Academic background
- Alma mater: University of Michigan

Academic work
- Institutions: Bryn Mawr College; Smith College

= Agnes Carr Vaughan =

American classical scholar

Agnes Carr Vaughan was Professor of Classical Languages and Literature at Smith College and an author of historical fiction set in the ancient world.

== Academic career ==
Vaughan studied at Galloway College and taught in high schools and colleges in Arkansas, Michigan and Missouri. Vaughan was awarded a PhD from the University of Michigan in 1917 for a thesis Madness in Greek thought and custom. She directed student productions of classical plays at Hardin College and Wells College. In 1926, she joined Smith College as associate professor in Greek and in 1945 was promoted to Professor of Classical Languages and Literature.

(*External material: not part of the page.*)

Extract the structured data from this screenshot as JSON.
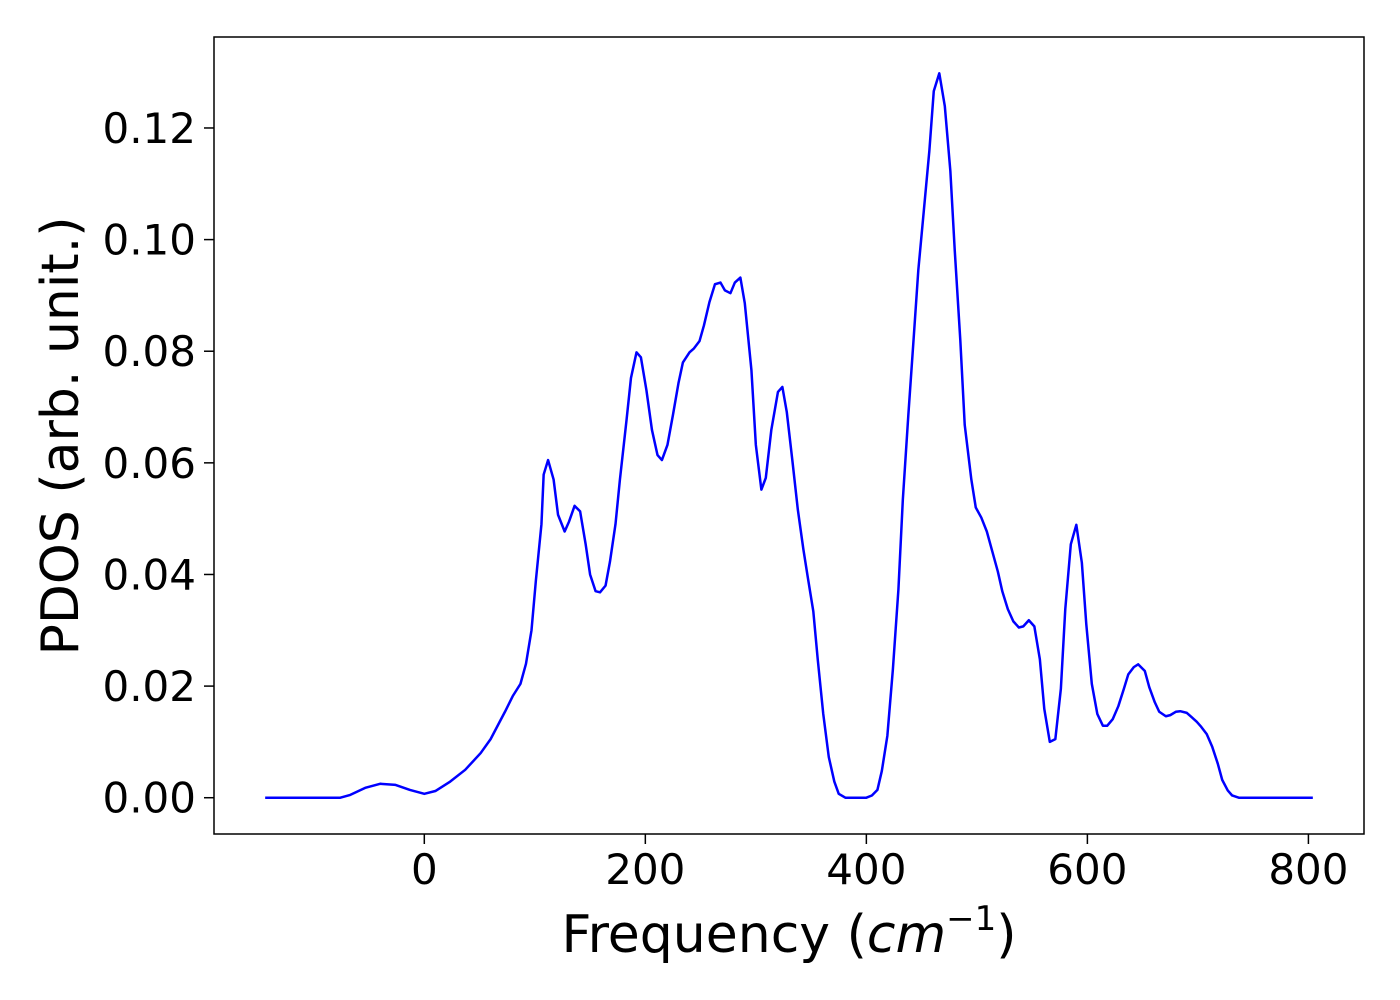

She retired in 1952. She was awarded a Sophia Smith Fellowship for 1966–67. She was a member of the managing committee of the American School of Classical Studies at Athens from 1944 until her death in the 1970s.

== Publications ==

=== Academic work and non-fiction ===

- (1919) Madness in Greek thought and custom. Maryland: J. H. Furst company
- (1945) The genesis of human offspring. Massachusetts: Smith College Classical Studies
- (1959) The House of the Double Axe; the palace at Knossos. New York: Doubleday
- (1964) Those Mysterious Etruscans. New York: Doubleday

=== Historical Fiction ===

- (1930) Lucian goes a-voyaging, illustrated by Harrie Wood. New York: A.A. Knopf
- (1932) Evenings in a Greek Bazaar. New York: A.A. Knopf
- (1935) Within the Walls. New York: Macmillan
- (1940) Akka, dwarf of Syracuse, illustrated by Elizabeth Tyler Wolcott. New York: Longmans, Green and co.